Draper later apologised for his part in the affair. Although in his reply to McBride's email he had described the idea as "absolutely totally brilliant", Draper claimed that he only responded to the email to gain favour from Downing Street for LabourList. A closer examination of Draper's emailed reply shows the plot was far more advanced, with Draper knowing that the controversial Red Rag blogsite had already been set up and offering to sort out the technology with trade union official Andrew Dodgshon.

In the wake of the incident, Labour sought to distance itself from Draper's LabourList blog, saying that his website is not owned by the Labour Party. Draper also came under pressure to resign his post as editor of LabourList, which he did in early May, saying "I regret ever receiving the infamous email and I regret my stupid, hasty reply. I should have said straight away that the idea was wrong."

==Personal life==
Draper married television presenter Kate Garraway in 2005. They had two children together.

===COVID-19 and death===
Draper was hospitalised with COVID-19 in March 2020, and was admitted to an intensive care unit. He was still in critical condition, in an induced coma, after two months. The following month, he had opened his eyes, but remained in hospital in a serious condition. He was still in hospital one year later.

Draper returned home on a trial basis in April 2021; the following month, Garraway gave an update, saying that he was still devastated by COVID-19 and immobile. In September 2021, she reported that he was still receiving round-the-clock care and sleeping 20 hours a day. That month, she won a National Television Award for her ITV documentary Finding Derek, which chronicled his experiences with long COVID and the effects on their family. He received treatment in Mexico in February and March 2022. Garraway revealed in April 2022 that Draper was struggling to speak and that "he can understand, sometimes do odd words, but can't express himself". Draper required round-the-clock care.
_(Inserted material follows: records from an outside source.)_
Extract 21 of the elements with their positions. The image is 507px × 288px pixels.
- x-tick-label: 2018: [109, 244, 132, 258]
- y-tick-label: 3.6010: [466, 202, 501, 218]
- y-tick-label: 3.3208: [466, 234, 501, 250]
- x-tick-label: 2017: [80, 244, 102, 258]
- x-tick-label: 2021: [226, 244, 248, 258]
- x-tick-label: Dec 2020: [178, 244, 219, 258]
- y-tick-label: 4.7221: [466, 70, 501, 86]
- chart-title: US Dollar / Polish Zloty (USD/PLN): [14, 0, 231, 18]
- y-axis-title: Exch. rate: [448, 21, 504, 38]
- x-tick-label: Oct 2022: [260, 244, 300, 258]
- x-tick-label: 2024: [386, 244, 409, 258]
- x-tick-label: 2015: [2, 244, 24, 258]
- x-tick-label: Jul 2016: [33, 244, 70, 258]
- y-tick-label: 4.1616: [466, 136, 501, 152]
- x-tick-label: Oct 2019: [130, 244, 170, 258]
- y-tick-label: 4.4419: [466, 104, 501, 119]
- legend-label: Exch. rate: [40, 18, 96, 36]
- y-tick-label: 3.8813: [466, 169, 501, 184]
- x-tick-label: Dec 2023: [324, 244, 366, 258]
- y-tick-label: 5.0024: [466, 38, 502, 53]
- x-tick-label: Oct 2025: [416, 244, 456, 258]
In December 2023, he suffered a cardiac arrest and was admitted to hospital again in what was called "very serious condition".

Draper died on the night of 3 January 2024 at a north London hospital, from COVID-19 complications, at the age of 56, almost four years after he first contracted the disease. He was said to be one of the UK's longest-suffering COVID-19 patients.

Draper's funeral took place at the Church of St Mary The Virgin in Primrose Hill on 2 February 2024. Among the attendees were former prime minister Tony Blair, Labour leader Keir Starmer, Elton John, Myleene Klass, Fiona Phillips, and former Good Morning Britain presenter Piers Morgan. The current Good Morning Britain stars were also in attendance including Ben Shephard, Susanna Reid, Richard Madeley, Robert Rinder, Sean Fletcher and Richard Arnold.